The rule provides an exception from disqualification if the issuer is able to demonstrate that it did not know and, in the exercise of reasonable care, could not have known that a covered person with a disqualifying event participated in the offering. The SEC has not prescribed specific steps to establish reasonable care; however, it has indicated that the concept includes a factual inquiry in view of the particular facts and circumstances and other offering participants. Despite the procedural ambiguity, the message is clear that is not enough to show that the issuer was unaware of the disqualifying event – the issuer must establish that in exercising “reasonable care,” could not have known that a disqualification existed.

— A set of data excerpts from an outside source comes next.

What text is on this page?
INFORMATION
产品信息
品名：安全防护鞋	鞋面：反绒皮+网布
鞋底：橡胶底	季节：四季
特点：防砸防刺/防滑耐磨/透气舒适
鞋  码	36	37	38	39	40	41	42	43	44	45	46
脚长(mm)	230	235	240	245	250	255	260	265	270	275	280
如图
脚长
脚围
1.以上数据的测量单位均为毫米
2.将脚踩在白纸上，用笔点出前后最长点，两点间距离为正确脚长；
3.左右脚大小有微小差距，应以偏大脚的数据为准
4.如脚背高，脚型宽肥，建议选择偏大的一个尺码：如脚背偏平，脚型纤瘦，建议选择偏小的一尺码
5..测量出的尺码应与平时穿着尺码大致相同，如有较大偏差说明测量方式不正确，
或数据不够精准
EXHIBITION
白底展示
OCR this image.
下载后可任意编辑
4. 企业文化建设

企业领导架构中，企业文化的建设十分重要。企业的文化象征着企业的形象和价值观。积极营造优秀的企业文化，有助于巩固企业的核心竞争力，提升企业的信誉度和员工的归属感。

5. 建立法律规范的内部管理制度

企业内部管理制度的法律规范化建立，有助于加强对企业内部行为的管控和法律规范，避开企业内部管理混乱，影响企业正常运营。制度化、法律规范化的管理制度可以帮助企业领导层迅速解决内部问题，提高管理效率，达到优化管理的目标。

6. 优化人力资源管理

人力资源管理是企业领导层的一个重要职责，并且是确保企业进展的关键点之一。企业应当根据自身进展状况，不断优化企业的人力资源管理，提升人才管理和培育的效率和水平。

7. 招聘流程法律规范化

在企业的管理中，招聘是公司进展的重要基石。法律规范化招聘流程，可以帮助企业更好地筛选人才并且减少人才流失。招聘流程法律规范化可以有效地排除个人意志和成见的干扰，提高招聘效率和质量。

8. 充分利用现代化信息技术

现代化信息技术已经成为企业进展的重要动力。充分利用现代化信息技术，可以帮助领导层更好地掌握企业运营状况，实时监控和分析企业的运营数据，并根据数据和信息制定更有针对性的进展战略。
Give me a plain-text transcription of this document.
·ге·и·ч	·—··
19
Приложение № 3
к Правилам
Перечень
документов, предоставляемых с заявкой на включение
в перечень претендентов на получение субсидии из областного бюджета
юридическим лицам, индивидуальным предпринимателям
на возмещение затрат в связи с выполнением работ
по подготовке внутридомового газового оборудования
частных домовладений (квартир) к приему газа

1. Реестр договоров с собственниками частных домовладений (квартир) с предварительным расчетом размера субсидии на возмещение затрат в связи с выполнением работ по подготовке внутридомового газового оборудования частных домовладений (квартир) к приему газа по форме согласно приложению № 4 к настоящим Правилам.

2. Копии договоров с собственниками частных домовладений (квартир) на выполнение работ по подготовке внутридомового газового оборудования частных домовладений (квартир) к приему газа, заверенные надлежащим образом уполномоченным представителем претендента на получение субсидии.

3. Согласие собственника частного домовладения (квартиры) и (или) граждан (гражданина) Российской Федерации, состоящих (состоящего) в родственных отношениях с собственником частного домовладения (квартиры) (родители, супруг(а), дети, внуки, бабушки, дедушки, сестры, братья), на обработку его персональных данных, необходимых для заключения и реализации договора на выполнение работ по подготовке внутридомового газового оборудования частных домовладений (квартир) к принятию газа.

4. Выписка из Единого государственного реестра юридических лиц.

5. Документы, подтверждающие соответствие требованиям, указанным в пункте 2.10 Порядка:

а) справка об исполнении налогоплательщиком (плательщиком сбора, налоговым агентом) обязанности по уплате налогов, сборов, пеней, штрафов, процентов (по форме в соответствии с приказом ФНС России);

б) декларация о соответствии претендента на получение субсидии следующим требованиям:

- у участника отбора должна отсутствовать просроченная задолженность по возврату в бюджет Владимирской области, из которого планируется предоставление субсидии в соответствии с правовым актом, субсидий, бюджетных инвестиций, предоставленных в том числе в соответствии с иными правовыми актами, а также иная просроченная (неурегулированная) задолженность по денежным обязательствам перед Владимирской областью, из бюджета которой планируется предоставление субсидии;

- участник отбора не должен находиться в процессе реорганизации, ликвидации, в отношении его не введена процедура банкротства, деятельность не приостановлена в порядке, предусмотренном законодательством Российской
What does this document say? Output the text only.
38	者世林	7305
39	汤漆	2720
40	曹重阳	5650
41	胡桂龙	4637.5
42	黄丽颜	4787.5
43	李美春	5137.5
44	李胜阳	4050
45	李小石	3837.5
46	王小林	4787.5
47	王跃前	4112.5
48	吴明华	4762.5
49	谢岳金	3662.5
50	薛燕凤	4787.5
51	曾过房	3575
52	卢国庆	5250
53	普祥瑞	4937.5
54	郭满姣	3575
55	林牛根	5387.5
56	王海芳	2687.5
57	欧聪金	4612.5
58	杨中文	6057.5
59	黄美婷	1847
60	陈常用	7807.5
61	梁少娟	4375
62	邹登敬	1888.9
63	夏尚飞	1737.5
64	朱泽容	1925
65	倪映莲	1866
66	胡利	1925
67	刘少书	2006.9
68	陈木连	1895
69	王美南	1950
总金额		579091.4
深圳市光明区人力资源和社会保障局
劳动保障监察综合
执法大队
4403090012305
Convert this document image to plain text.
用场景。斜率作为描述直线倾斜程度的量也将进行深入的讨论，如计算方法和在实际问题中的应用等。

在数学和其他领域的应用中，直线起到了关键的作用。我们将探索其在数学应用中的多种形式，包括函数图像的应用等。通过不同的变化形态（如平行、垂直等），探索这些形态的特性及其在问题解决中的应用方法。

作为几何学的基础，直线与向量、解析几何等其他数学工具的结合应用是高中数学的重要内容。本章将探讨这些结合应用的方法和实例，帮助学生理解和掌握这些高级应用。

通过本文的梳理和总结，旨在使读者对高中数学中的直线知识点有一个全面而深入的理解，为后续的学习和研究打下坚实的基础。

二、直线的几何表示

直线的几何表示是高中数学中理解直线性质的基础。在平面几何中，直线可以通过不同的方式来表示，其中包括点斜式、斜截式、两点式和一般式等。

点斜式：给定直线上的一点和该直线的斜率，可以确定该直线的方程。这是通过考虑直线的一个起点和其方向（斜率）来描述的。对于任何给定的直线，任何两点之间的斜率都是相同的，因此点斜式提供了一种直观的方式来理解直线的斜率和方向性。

In anticipation of this ruling, SI has been including “disqualifying event” searches in many of its reports for over two years. Now that the ruling has gone into effect, SI also offers a specialized factual inquiry service to help our clients evidence “reasonable care” under the highest standards. For information, please contact Dave Lazar at 440-423-1157 or e-mail dlazar@scherzer.co or Jessica Staheli at 818-227-2598 or e-mail jstaheli@scherzer.co.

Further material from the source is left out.